The importance of Poetry:
* Poetry allows us to dissect a piece– Poems cover every topic and we are better able to understand them when we analyze them in depth or on the surface. We are able to explore and explain them, poems can make topics a bit more complex and sometimes easier to comprehend as well.
* Poems are all lengths – From three lines to fifty-three lines, a haiku or a ballad, they can provide us with plenty of detail or a touch of detail. It all depends on how the reader reads and understands the poem.
* Poetry builds fluency- Poems help readers build phrasing, intonation, punctuation, and vocabulary. Many poems are lyrical, have rhythm, rhyme, and repetition. Many of them are pleasant to hear, and easy to follow along. Reading poems also enable children to become familiar and comfortable with word patterns.
* Poems are for everyone- Many people may not like all poems but somewhere, some how there is a poem for you around there somewhere. There is one ready to catch your attention or make you laugh out loud.
Ways to Use Poems at Home and in the Classroom:
* Read Aloud – Read poems aloud, and have children read to you. Doing this activity allows you to observe if they are using appropriate expression, checking their timing, and listening if they pick up to the rhyme scheme. You can have great discussions based on what you observe.
* Enjoy don’t criticize- Especially with the younger children just have fun with the words. You want them to gain that sense of love for poetry. It allows them to play with the words, sounds, the images it depicts as you read to one another as well as the emotion that poetry bestows upon us.
* Where’s the Rhyme?- Have children identify the rhyming words throughout the poem. Also, have discussions on whether a poem is a poem if it does not rhyme?
*Make your own poems- Motivate children to create their own poems. It can be based on how they feel, sounds they hear, family members, or anything else that can serve as an inspiration.

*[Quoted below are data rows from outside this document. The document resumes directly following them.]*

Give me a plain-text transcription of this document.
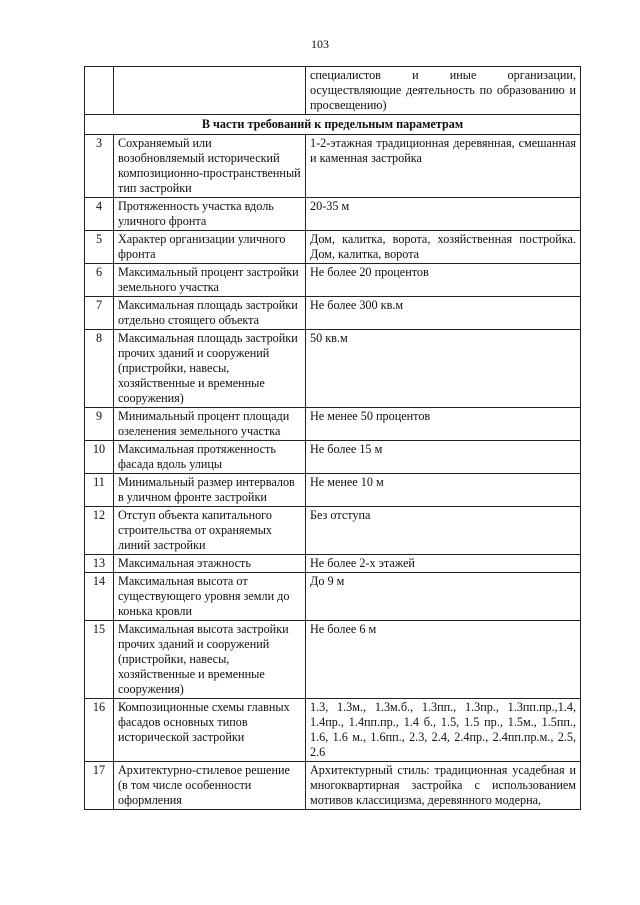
103
		специалистов и иные организации, осуществляющие деятельность по образованию и просвещению)
В части требований к предельным параметрам		
3	Сохраняемый или возобновляемый исторический композиционно-пространственный тип застройки	1-2-этажная традиционная деревянная, смешанная и каменная застройка
4	Протяженность участка вдоль уличного фронта	20-35 м
5	Характер организации уличного фронта	Дом, калитка, ворота, хозяйственная постройка. Дом, калитка, ворота
6	Максимальный процент застройки земельного участка	Не более 20 процентов
7	Максимальная площадь застройки отдельно стоящего объекта	Не более 300 кв.м
8	Максимальная площадь застройки прочих зданий и сооружений (пристройки, навесы, хозяйственные и временные сооружения)	50 кв.м
9	Минимальный процент площади озеленения земельного участка	Не менее 50 процентов
10	Максимальная протяженность фасада вдоль улицы	Не более 15 м
11	Минимальный размер интервалов в уличном фронте застройки	Не менее 10 м
12	Отступ объекта капитального строительства от охраняемых линий застройки	Без отступа
13	Максимальная этажность	Не более 2-х этажей
14	Максимальная высота от существующего уровня земли до конька кровли	До 9 м
15	Максимальная высота застройки прочих зданий и сооружений (пристройки, навесы, хозяйственные и временные сооружения)	Не более 6 м
16	Композиционные схемы главных фасадов основных типов исторической застройки	1.3, 1.3м., 1.3м.б., 1.3пп., 1.3пр., 1.3пп.пр.,1.4, 1.4пр., 1.4пп.пр., 1.4 б., 1.5, 1.5 пр., 1.5м., 1.5пп., 1.6, 1.6 м., 1.6пп., 2.3, 2.4, 2.4пр., 2.4пп.пр.м., 2.5, 2.6
17	Архитектурно-стилевое решение (в том числе особенности оформления	Архитектурный стиль: традиционная усадебная и многоквартирная застройка с использованием мотивов классицизма, деревянного модерна,
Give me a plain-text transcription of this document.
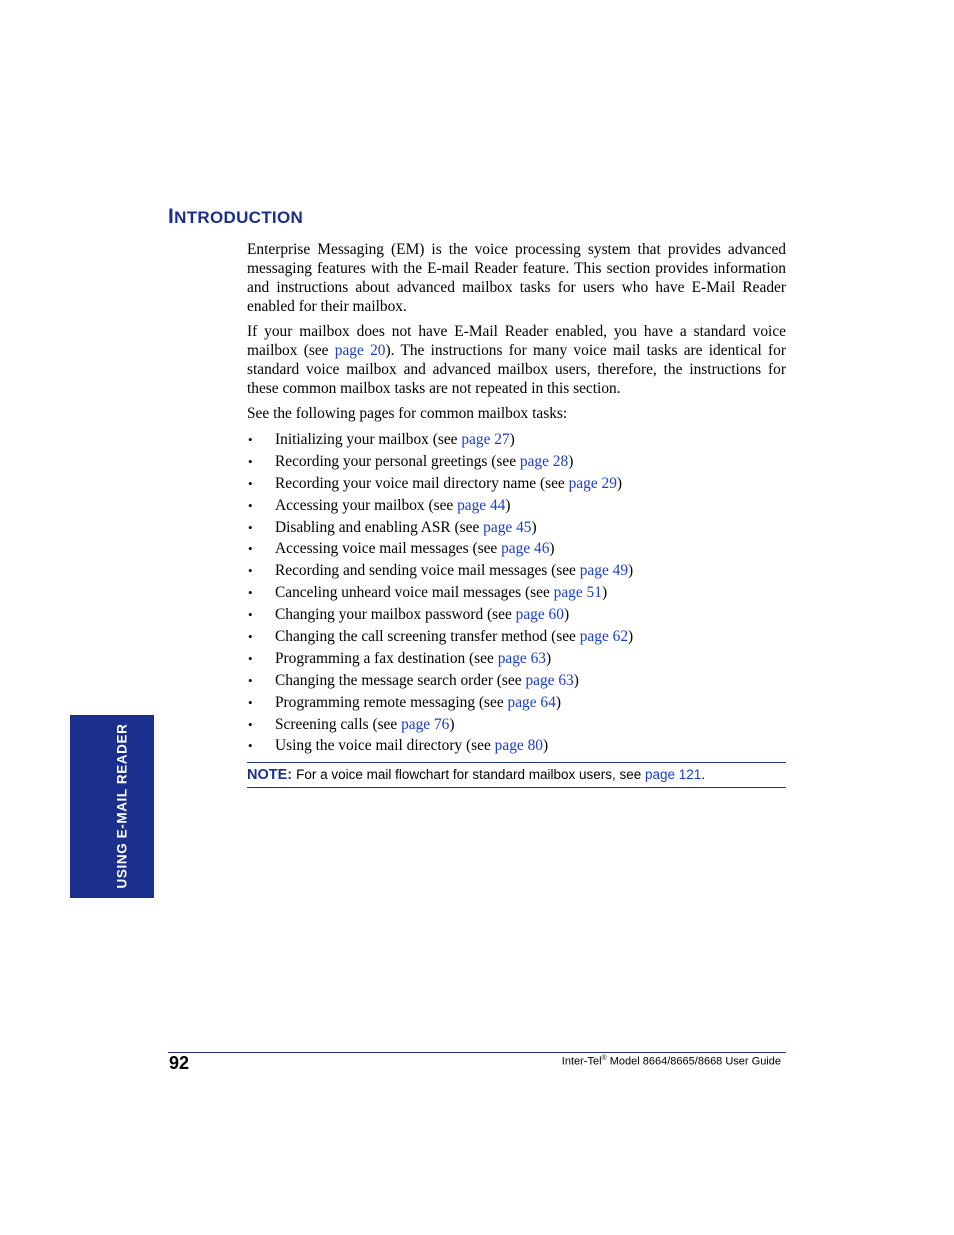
INTRODUCTION

Enterprise Messaging (EM) is the voice processing system that provides advanced messaging features with the E-mail Reader feature. This section provides information and instructions about advanced mailbox tasks for users who have E-Mail Reader enabled for their mailbox.

If your mailbox does not have E-Mail Reader enabled, you have a standard voice mailbox (see page 20). The instructions for many voice mail tasks are identical for standard voice mailbox and advanced mailbox users, therefore, the instructions for these common mailbox tasks are not repeated in this section.

See the following pages for common mailbox tasks:

• Initializing your mailbox (see page 27)
• Recording your personal greetings (see page 28)
• Recording your voice mail directory name (see page 29)
• Accessing your mailbox (see page 44)
• Disabling and enabling ASR (see page 45)
• Accessing voice mail messages (see page 46)
• Recording and sending voice mail messages (see page 49)
• Canceling unheard voice mail messages (see page 51)
• Changing your mailbox password (see page 60)
• Changing the call screening transfer method (see page 62)
• Programming a fax destination (see page 63)
• Changing the message search order (see page 63)
• Programming remote messaging (see page 64)
• Screening calls (see page 76)
• Using the voice mail directory (see page 80)
NOTE: For a voice mail flowchart for standard mailbox users, see page 121.
USING E-MAIL READER
92	Inter-Tel® Model 8664/8665/8668 User Guide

There are many ways we can incorporate poetry in our everyday lives but the real purpose of it is for the children to have fun. Make sure that the children understand that they are open and free to create any poems they want. It allows them to be more creative and open to allowing poetry into their lives. It also prepares them for the state exam in which they are given excerpts of poems to analyze. Why not expose them now?
How will you introduce poetry to your child?
Jerneal Gelfman says
Excellent tips. As a child I loved making up acrostic poems. 🙂 I tend to encouraged my little hearts to do so. In our home we have different books of poems, my husband & I take turns reading for family read-aloud time, and at times, the big kids get to choose a poem they would like to read. The ones with rhyming appeals to the baby much more. 🙂
And it’s important to remind children, while there is National Poetry Month, they are free to enjoy poems, any day of every month.